In the cable released by Wikileaks and published by Colombian daily El Espectador, Uribe’s presidential advisor, Jose Obdulio Gaviria, is said to have told U.S. diplomats,  “we are the perfect hypocrites,” as it related to the Uribe administration’s relationship with their Venezuelan counterparts. 

The Granda Affair

According to a 2005 report by Colombian newspaper El Tiempo, the FARC’s “foreign minister” Rodrigo Granda was granted authorization from the Colombian government to meet with the French ambassador in Caracas so as to negotiate the release of then hostage and ex-presidential candidate Ingrid Betancourt.

Negotiations were cut short after Granda disappeared from Caracas on 13 December 2004 in a kidnapping coordinated by Colombian security officials and what COHA calls, “renegade Venezuelan national guardsmen and policemen serving as bounty hunters without the instruction of their superiors.”

Granda later reappeared in Colombia on 4 January 2005, under custody of Colombian security forces, leading Venezuela’s Chávez to denounce Colombia’s “violation of Venezuela’s national sovereignty,” call back his ambassador to Bogotá and suspend all commercial ties with Colombia. 

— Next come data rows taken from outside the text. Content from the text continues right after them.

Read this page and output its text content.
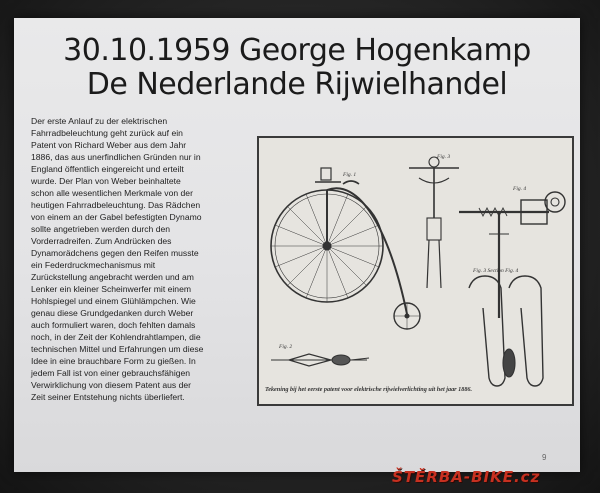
30.10.1959 George Hogenkamp
De Nederlande Rijwielhandel
Der erste Anlauf zu der elektrischen
Fahrradbeleuchtung geht zurück auf ein
Patent von Richard Weber aus dem Jahr
1886, das aus unerfindlichen Gründen nur in
England öffentlich eingereicht und erteilt
wurde. Der Plan von Weber beinhaltete
schon alle wesentlichen Merkmale von der
heutigen Fahrradbeleuchtung. Das Rädchen
von einem an der Gabel befestigten Dynamo
sollte angetrieben werden durch den
Vorderradreifen. Zum Andrücken des
Dynamorädchens gegen den Reifen musste
ein Federdruckmechanismus mit
Zurückstellung angebracht werden und am
Lenker ein kleiner Scheinwerfer mit einem
Hohlspiegel und einem Glühlämpchen. Wie
genau diese Grundgedanken durch Weber
auch formuliert waren, doch fehlten damals
noch, in der Zeit der Kohlendrahtlampen, die
technischen Mittel und Erfahrungen um diese
Idee in eine brauchbare Form zu gießen. In
jedem Fall ist von einer gebrauchsfähigen
Verwirklichung von diesem Patent aus der
Zeit seiner Entstehung nichts überliefert.
Fig. 1
Fig. 3
Fig. 4
Fig. 3 Section Fig. 4
Fig. 2
Tekening bij het eerste patent voor elektrische rijwielverlichting uit het jaar 1886.
9
ŠTĚRBA-BIKE.cz
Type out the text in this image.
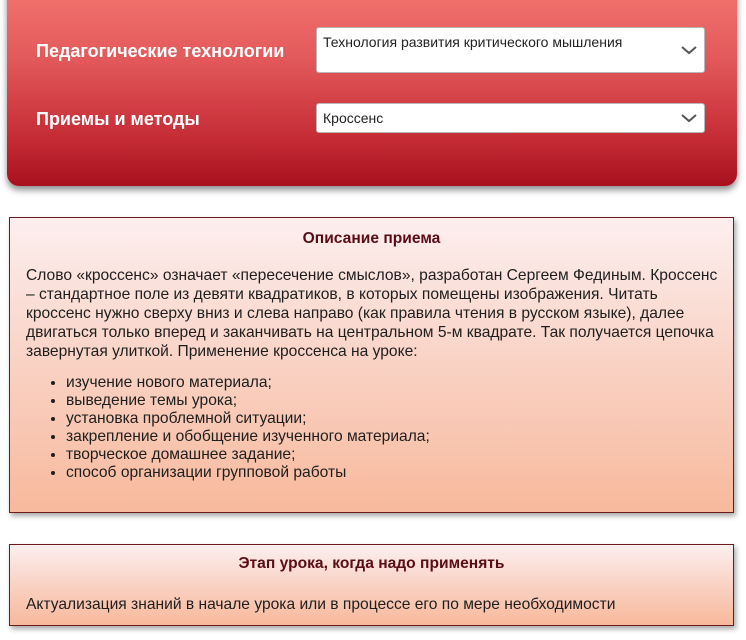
Педагогические технологии	Технология развития критического мышления
Приемы и методы	Кроссенс
Описание приема
Слово «кроссенс» означает «пересечение смыслов», разработан Сергеем Фединым. Кроссенс – стандартное поле из девяти квадратиков, в которых помещены изображения. Читать кроссенс нужно сверху вниз и слева направо (как правила чтения в русском языке), далее двигаться только вперед и заканчивать на центральном 5-м квадрате. Так получается цепочка завернутая улиткой. Применение кроссенса на уроке:
• изучение нового материала;
• выведение темы урока;
• установка проблемной ситуации;
• закрепление и обобщение изученного материала;
• творческое домашнее задание;
• способ организации групповой работы
Этап урока, когда надо применять
Актуализация знаний в начале урока или в процессе его по мере необходимости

The Colombian government later recognized it had paid the insubordinate Venezuelan officials for the successful kidnapping.

After years of severed and re-established relations between the two countries, Venezuela and Colombia fully restored diplomatic relations in August 2010. 

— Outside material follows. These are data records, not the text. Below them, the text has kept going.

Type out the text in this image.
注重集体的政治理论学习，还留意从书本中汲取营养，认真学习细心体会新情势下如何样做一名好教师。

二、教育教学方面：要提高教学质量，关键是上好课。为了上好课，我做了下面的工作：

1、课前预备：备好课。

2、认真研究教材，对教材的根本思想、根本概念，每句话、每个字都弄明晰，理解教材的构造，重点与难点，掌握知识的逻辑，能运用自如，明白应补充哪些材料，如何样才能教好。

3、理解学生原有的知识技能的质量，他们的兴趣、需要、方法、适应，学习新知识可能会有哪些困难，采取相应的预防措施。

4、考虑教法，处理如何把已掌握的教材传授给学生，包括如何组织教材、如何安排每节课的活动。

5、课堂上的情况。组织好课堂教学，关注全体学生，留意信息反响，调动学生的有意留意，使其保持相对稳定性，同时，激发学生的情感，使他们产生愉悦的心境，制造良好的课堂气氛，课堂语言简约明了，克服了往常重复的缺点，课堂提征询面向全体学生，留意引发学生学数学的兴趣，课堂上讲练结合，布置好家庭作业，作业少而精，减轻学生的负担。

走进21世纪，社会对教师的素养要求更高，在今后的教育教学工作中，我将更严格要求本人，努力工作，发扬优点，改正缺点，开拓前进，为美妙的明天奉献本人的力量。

Weeks earlier, just before Uribe had handed over the presidency to now President Juan Manuel Santos, Venezuela cut off all relations with Colombia and put Venezuela’s armed forces on “maximum alert” after Colombia filed official complaints to the Organization of American States (OAS) accusing Venezuela of providing safe havens to the FARC and ELN.

Wiki Leaks to El Espectador

“They’ve handed us more than 16,000 cables from both Colombia and Venezuela” said Fidel Cono, Director of Colombia’s oldest daily news paper, El Espectador, on Sunday.

On Saturday, Cono published an article in which he described how he personally obtained a memory stick containing all of the documents from Wikileaks’ founder Julian Assange. Earlier this month, says Cono, he made a trip to England for the sole purpose of having his paper become “Wikileaks’ ally in Colombia”.

At that time, Assange told him that the cables contained “a lot of information” that would “be good to have known in your country [Colombia],” affirmed Cono.  

Speaking to Colombia’s Caracol Radio, Cono also stated that Assange “doesn’t trust” the Venezuelan media and that, “for this reason provided us with all of the information related to that nation [Venezuela] dating back to 2005.”

Cono and colleagues at El Espectador have only begun to review the first batch of cables, and plan to produce weekly reports using the material for the better part of an entire year.

Speaking to reporters on Sunday, Colombia’s acting Justice and Interior Minister German Vargas Lleras, told Colombia’s El Tiempo that his government “doesn’t care about the WikiLeaks revelations.”

“It [WikiLeaks] gives information transparency and is a problem of the United States Embassy,” he said.